The devices - whose miniaturization over time set in motion the race for faster, smaller and cheaper electronics - have been shrunk so much that the day is approaching when it will be physically impossible to make them tinier.

Once chip makers can't squeeze any more into the same-sized slice of silicon, the dramatic performance gains and cost reductions in computing over the years suddenly could slow. And the engine that has driven the digital revolution, and modern economy, could grind to a halt.

Even Gordon Moore, the Intel Corp. cofounder who famously predicted in 1965 that the number of transistors on a chip should double every two years, sees that the end is fast approaching - an outcome the chip industry is scrambling to avoid.

Preparing for the day they can't add more transistors, chip companies are pouring billions of dollars into plotting new ways to use the current transistors, instructing them to behave in different and more powerful ways.

Intel, the world's largest semiconductor company, predicts that a number of "highly speculative" alternative technologies, such as quantum computing, optical switches and other methods, will be needed to continue Moore's Law beyond 2020.

Transistors work something like light switches, flipping on and off inside a chip to generate the ones and zeros that store and process information inside a computer.

The transistor was invented by scientists William Shockley, John Bardeen and Walter Brattain to amplify voices in telephones for a Bell Labs project, an effort for which they shared the Nobel Prize in physics.

On Dec. 16, 1947, Bardeen and Brattain created the first transistor. The next month, on Jan. 23, 1948, Shockley, a member of the same research group, invented another type, which went on to become the preferred transistor because it was easier to manufacture.

Transistors' ever-decreasing size and low power consumption made them ideal candidates to replace the bulky vacuum tubes then used to amplify electrical signals and switch electrical currents. AT&T saw them as a replacement for clattering telephone switches.
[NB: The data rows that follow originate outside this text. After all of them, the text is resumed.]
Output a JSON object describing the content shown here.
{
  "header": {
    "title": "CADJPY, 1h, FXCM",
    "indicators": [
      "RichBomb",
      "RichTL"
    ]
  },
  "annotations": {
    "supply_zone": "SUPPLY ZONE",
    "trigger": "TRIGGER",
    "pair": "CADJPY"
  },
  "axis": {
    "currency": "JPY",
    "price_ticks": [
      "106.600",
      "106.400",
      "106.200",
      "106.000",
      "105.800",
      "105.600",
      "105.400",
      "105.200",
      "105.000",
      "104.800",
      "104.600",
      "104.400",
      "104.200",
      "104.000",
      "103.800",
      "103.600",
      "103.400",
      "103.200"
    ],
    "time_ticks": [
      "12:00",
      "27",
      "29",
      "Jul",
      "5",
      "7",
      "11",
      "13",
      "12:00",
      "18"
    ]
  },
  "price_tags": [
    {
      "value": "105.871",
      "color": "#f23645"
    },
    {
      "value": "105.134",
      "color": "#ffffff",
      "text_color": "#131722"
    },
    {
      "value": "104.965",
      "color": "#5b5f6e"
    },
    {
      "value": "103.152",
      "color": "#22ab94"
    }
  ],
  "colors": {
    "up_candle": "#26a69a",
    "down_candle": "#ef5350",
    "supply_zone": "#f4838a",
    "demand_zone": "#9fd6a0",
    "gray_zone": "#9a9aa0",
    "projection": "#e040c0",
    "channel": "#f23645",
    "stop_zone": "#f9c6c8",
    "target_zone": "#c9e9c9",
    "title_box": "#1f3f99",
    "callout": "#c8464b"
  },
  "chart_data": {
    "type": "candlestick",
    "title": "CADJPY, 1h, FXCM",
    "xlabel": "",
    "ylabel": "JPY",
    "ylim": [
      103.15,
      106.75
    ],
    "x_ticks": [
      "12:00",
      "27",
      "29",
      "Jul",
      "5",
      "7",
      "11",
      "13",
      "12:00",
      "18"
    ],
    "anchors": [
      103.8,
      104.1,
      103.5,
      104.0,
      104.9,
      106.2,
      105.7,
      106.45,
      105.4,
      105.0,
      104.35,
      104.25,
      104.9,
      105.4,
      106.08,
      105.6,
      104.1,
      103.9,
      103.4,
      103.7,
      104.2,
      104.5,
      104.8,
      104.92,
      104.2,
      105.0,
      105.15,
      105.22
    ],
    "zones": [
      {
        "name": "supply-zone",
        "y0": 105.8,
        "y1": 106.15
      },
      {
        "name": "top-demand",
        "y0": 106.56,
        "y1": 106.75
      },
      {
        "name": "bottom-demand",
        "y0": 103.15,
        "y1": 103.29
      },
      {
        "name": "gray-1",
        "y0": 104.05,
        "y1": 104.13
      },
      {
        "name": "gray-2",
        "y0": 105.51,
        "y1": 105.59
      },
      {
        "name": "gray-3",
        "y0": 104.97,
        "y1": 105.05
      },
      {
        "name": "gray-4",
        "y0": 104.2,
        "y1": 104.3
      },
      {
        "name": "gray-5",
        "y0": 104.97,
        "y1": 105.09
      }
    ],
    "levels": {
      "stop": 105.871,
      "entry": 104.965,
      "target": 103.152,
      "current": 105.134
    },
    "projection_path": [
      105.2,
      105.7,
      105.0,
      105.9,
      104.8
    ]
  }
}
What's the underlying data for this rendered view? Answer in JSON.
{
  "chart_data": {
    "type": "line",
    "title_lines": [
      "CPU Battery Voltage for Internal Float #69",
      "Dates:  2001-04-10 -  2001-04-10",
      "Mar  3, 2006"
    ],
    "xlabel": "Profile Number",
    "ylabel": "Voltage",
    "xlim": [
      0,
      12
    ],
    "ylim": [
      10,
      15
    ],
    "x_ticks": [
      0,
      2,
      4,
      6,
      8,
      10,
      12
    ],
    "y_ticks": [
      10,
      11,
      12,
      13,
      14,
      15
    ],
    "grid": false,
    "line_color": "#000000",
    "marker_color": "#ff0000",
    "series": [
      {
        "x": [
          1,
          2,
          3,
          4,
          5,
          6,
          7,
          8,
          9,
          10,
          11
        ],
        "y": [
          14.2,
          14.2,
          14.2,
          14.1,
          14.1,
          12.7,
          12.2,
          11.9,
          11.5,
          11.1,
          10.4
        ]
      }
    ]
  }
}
Transistors eventually found their way into portable radios and other electronic devices, and are most prominently used today as the building blocks of integrated circuits, another Nobel Prize-winning invention that is the foundation of microprocessors, memory chips, and other kinds of semiconductor devices.

Since the invention of the integrated circuit in the late 1950s - separately by Texas Instruments Inc.'s Jack Kilby and future Intel cofounder Robert Noyce - the pace of innovation has been scorching.

The number of transistors on microprocessors - the brains of computers - has leaped from several thousand in the 1970s to nearly a billion today, a feat that has unleashed previously unimaginable computing power.

"I think [the transistor] is going to be around for a long time," Moore said. "There have been ideas about how people are going to replace it, and it's always dangerous to predict something won't happen, but I don't see anything coming along that would really replace the transistor."